The Antiplanner’s view is quite different. Both morally and legally, if I allow my property to become fire prone and a fire starts and spreads to your property, I am responsible for the cost and damage. Federal land managers manage fire-prone landscapes and even admit that they are more fire-prone than they ought to be due to past mismanagement. Though the federal government claims exception from the legal responsibility for what happens to adjacent lands, it remains morally true that, in focusing his solutions on nearby private landowners, Rasker is blaming the victim.
Aside from this moral issue, Rasker has his facts wrong. First, he is wrong to focus exclusively on the WUI. The Forest Service says (p. 1-2), “Fires in recent years have become larger and more difficult to control due to a variety of factors, including climate change, persistent drought, increasingly hazardous fuels conditions due in part to past wildfire suppression and management policies, and the increased development in the Wildland Urban Interface.” Rasker’s solutions deal only with the last of these four factors.

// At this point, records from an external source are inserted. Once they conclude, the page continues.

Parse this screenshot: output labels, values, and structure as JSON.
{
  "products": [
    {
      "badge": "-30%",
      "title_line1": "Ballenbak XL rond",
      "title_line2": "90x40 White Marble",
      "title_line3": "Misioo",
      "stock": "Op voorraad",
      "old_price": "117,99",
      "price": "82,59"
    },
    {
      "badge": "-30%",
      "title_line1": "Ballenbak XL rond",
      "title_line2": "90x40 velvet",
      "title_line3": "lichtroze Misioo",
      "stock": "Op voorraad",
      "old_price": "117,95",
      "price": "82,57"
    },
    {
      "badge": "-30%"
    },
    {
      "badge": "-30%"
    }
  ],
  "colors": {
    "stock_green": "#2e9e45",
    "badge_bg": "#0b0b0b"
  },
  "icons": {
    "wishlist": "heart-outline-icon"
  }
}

Second, it isn’t even clear that WUI is a significant factor. As previously noted here, Forest Service research has found no connection between the firefighting costs and the number of homes in the WUI.
Third, leaving aside the moral question of who is to blame, there is a much simpler solution to the WUI problem: simply encourage people who have property in the WUI to make their homes and other improvements fire safe. As previously noted here, “shelter-in-place” standards create homes that are so fireproof, it is safer to stay in the home than to evacuate if a wildfire is heading your way. The standards are pretty basic: make roofs and eves fireproof so that firebrands landing on homes won’t ignite the buildings, and install fire-resistent landscaping so that fires creeping through the ground cover and the radiant heat from burning trees won’t ignite the foundation or walls.
If it is possible to build shelter-in-place homes, then why should we forbid people from building on their own land? We can debate whether the government should mandate, create incentives for, or simply educate people about shelter-in-place standards. But attempting to forbid people from building on their own land represents a taking that is all the more outrageous because the problem is really one of federal land mismanagement, not private management.
I don’t know about Rasker, but at least some proponents of his viewpoint have a hidden agenda. They want to keep rural areas rural by preventing or at least discouraging any more people from living in those areas. While they make an exception for those who have genuine rural occupations, they think exurbanites should remain in urban areas. This is really an elitist attitude considering that many who hold it already have their own homes or second homes in the WUI.
(I once visited the home of a board member of a major environmental group. Above his hillside house was national forest and below was more homes on 5 to 10 acre lots. Looking at these homes, my host said, “None of those houses should have been built: they are all on prime elk habitat.” After a pause, he continued, “Of course, so is this house, but we didn’t know it at the time we built it.”)
The Antiplanner does agree with one of Rasker’s ideas, though not for Rasker’s reason. He proposes to “reduce federal firefighting budgets” so that local governments will have to pay a larger share of firefighting costs. This, he hopes, will lead them to stop issuing permits to build in the WUI.
I think we need to reduce firefighting budgets because the real reason costs have grown is that Congress has given federal agencies, particularly the Forest Service, a blank check for fire suppression. Congress repealed this blank check in 1979, and the 1980s were the only time the Forest Service made a serious effort to contain costs. But then Congress effectively reinstated the blank check (by reimbursing Forest Service losses after two particularly bad fire years), and the agency lost interest in saving money.
More than 55 percent of the money spent by the Forest Service in 2008 was on fire (p. D-2). To the extent that any of this spending is to protect homes in the WUI, we can stop it by encouraging homeowners to build or retrofit their homes to shelter-in-place standards. But we don’t hear much about that because the Forest Service is addicted to the dollars and environmentalists are addicted to the power that comes from telling people what to do with their own land.